I- A alegada inconstitucionalidade das normas aplicadas (ou do sentido em que foram interpretadas), não acarreta nulidade do Acórdão.
II- O Tribunal só tem de formular juízos de inconstitucionalidade de norma cuja aplicação ao caso concreto deva recusar.
III- E isto, por a actuação do Tribunal se situar apenas, no âmbito da fiscalização concreta das normas jurídicas, incumbindo ao Tribunal Constitucional o controlo abstracto da constitucionalidade.
IV- Ou seja, se a decisão da causa não convocar a aplicação de uma determinada norma o Tribunal sobre ela se não pode pronunciar, não funcionando, por isso, o sistema de "judicial revew".
V- O princípio do contraditório é um dos princípios estruturantes do processo contencioso.
VI- Tal princípio decorre, em última análise, da própria ideia do Estado de Direito Democrático, que está ligado claramente "due process of law ".

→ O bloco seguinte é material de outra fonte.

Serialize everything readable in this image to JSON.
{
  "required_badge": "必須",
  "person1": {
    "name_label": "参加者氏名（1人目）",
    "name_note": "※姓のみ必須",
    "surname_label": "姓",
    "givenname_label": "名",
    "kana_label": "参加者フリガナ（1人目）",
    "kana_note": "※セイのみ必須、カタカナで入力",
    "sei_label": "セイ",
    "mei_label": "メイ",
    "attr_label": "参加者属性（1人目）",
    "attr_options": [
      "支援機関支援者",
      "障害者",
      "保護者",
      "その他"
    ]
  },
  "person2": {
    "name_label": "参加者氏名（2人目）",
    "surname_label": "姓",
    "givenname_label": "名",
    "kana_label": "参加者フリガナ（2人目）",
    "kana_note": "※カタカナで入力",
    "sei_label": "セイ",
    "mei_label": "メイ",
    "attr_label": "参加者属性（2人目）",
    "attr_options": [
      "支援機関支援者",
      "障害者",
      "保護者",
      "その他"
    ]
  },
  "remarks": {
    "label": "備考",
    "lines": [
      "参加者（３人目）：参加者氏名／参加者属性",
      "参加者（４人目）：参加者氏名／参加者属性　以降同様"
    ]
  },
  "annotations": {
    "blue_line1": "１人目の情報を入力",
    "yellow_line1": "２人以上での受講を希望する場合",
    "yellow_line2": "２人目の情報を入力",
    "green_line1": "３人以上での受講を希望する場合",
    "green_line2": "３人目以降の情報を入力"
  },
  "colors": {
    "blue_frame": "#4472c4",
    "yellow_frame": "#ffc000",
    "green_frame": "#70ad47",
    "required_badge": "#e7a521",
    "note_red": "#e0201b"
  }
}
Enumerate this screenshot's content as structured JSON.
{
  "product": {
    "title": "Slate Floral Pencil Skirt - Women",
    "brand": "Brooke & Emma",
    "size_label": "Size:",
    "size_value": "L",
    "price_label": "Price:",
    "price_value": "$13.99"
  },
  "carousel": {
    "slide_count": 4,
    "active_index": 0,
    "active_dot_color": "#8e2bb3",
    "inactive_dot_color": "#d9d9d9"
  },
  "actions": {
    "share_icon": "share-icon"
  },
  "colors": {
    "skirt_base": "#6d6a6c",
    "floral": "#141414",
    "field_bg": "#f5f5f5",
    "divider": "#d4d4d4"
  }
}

VII- O M. Público não intervém como parte principal quando se limita a emitir Parecer sem alegar vícios não invocados pelo Recorrente.
VIII- Para que se deva observar o princípio do contraditório não é imperativo que o Parecer emitido pelo M. Público se traduza num qualquer agravamento da posição do Recorrente.
IX- À luz do disposto na alínea a), do n.º 2, e do n.º 3, do art.º 18 do D.L. 323/89, os funcionários oriundos de carreira ou corpos especiais, para efeitos de aplicação do estipulado na dita alínea a), estavam sujeitos à verificação dos requisitos especiais de acesso previstos nas respectivas leis reguladoras, bem como das habilitações literárias exigidas.